3A and 3B are explanatory diagrams of a case where a sensor beam of the position detection device hits near the center in the Y direction, where FIG. 3A is a side view showing a positional relationship between a movable body and a photo sensor, and FIG. It is a IIIb-IIIb arrow view.

FIGS. 4A and 4B are explanatory diagrams of a case where a sensor beam of the position detection device hits near an edge in the Y direction, where FIG. 4A is a side view showing a positional relationship between a movable body and a photosensor, and FIG. FIG. 4 is a view taken along the line IVb-IVb.

FIG. 5 is a characteristic diagram showing a relationship between a Y-direction displacement and a photosensor output obtained by the position detection device.

FIG. 6 is a perspective view showing a configuration of a conventional position detecting device.

FIG. 7 is a front view of a reflection pattern of a reflection plate in the conventional position detection device.

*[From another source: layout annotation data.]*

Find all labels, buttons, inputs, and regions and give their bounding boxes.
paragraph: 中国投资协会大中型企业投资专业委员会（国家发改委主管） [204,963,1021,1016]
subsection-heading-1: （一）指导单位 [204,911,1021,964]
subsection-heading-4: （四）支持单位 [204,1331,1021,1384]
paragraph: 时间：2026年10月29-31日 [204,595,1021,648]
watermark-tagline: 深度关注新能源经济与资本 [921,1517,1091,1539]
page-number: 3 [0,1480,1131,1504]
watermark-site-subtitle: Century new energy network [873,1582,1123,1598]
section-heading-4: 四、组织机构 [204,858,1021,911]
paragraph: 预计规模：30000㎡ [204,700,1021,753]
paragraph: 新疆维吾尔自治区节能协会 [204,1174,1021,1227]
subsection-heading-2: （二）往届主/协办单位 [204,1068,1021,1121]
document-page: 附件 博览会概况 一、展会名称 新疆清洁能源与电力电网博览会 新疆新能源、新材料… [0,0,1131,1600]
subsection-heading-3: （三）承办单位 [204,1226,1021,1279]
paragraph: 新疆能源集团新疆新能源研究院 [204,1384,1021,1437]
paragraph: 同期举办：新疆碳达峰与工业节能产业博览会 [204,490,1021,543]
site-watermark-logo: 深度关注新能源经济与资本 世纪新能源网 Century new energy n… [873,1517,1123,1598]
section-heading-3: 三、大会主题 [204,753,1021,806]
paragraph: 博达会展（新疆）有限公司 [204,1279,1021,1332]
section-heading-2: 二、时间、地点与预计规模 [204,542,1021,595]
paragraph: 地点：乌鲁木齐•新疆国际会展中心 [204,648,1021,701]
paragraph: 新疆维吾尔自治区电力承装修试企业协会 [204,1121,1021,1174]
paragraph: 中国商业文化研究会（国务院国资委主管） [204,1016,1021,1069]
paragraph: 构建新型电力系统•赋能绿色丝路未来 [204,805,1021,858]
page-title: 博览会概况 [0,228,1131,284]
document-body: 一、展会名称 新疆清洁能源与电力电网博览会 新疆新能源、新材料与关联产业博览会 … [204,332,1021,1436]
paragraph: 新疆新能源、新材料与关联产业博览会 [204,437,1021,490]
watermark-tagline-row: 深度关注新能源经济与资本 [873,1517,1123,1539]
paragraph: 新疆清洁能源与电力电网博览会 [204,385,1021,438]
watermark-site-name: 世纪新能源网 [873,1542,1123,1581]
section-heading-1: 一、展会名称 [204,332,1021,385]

FIG. 8 is a characteristic diagram showing a relationship between a Y-direction displacement and a photosensor output obtained by the conventional position detecting device.

[Explanation of symbols]

 Reference Signs List 5 Reflector 6 Moving body 7 Photosensor 8 Fixed body 9 Sensor beam 10A Reflective surface 10B Non-reflective surface

Claims (3)

[Claims] 1. An X and Y direction which are orthogonal to each other
By attaching a reflector located in the XY plane to the movable body that moves in the direction, and irradiating the reflector with light and receiving return light from the reflector on the fixed body facing the reflector. A photosensor that generates an output according to the return light is attached, and a reflection pattern is formed on the reflection plate by alternately arranging strip-shaped reflection surfaces and non-reflection surfaces extending in the Y direction in the X direction. By gradually increasing or decreasing the width in the X direction of the reflection surface and the non-reflection surface of the reflection pattern in accordance with their arrangement position, the amount of light returning to the photosensor corresponding to the reflection position is changed, and the output change of the photosensor based on this is changed. In the position detecting device for detecting the position of the movable body in the X direction, the width in the X direction of each reflecting surface in the vicinity of the edge in the Y direction of the reflecting plate, gradually increases from the center in the Y direction to the edge or Decrease A position detecting device characterized in that the number is reduced. 2. The position according to claim 1, wherein the width in the X direction of each of the reflecting surfaces is constant in a predetermined range in the center in the Y direction, and is increased or decreased near both end edges outside the predetermined range. Detection device. 3. An output of the photosensor in the vicinity of the Y-direction edge of the reflection surface is determined by an increase / decrease ratio of the X-direction width in the vicinity of the Y-direction edge of each reflection surface. 3. The position detecting device according to claim 1, wherein the output is set to be substantially equal to the output.